Karl May's Imaginary America
There are Winnetou films and videos, and the hugely profitable pilgrimage to the Bad Segeberg summer festival. In Saxony there are ambitious plans to turn Hohenstein-Ernstthal, the little weaving town outside of Chemnitz where May was born one hundred and fifty years ago in 1842 into a Karl May theme park.
But I think the substance of the Winnetou myth is in fact dying, if not actually dead. The books still sell. But kids today prefer videos and computers. I've yet to find any West German kids who have read more than one of the books. The imagery and the message simply don't appeal to a generation heavily into themselves. I fear that as West Germans go so East Germans will soon follow. And Karl May is basically an author who needs to be read if he's to take hold of a child's imagination for life.

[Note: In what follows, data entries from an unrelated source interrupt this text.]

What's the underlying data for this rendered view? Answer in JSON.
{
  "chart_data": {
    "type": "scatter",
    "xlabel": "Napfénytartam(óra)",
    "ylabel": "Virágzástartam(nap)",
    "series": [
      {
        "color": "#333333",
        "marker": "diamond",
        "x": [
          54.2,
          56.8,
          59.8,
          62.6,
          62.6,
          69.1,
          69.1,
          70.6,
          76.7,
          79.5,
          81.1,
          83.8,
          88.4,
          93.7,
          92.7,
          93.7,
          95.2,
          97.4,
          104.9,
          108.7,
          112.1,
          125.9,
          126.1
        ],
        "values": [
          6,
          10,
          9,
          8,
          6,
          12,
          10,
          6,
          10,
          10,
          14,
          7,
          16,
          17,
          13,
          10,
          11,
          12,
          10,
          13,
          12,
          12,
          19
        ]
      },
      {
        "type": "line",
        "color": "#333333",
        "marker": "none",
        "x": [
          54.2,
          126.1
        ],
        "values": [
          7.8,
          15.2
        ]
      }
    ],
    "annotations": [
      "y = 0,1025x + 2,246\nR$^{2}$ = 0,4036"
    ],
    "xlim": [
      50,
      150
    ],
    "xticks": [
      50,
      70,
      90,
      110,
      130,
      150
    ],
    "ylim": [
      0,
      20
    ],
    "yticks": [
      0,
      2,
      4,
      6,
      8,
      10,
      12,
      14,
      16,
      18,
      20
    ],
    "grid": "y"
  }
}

The crisis that faced the Karl May Summer Festival in Bad Segeberg in 1990 is symbolic. Pierre Brice, the actor who had transformed Winnetou into a living legend on screen and in the flesh, wanted to call it quits. After thirty years he'd grown tired of being typecast. In 1990, the first year I attended the Festival, Brice had chosen Winnetou's death as his swansong. This was to be It.
It was a gorgeous production, worthy of Wagnerian opera at Bayreuth. Santer did his evil deed and shot Winnetou. To the Red Indian equivalent of Franz Lizst's Funeral March the body of the slain Apache chief, covered with a horse blanket, was carried solemnly by pallbearers through the audience to a funeral pyre of fresh logs.
Spectators round me sniffled into their hankies. Some cried openly. The Festival organizers had just persuaded Pierre Brice to return for one more year. The 1991 season was saved. But for the vast majority of middle-aged spectators this was it. They'd come to see Winnetou for the last time.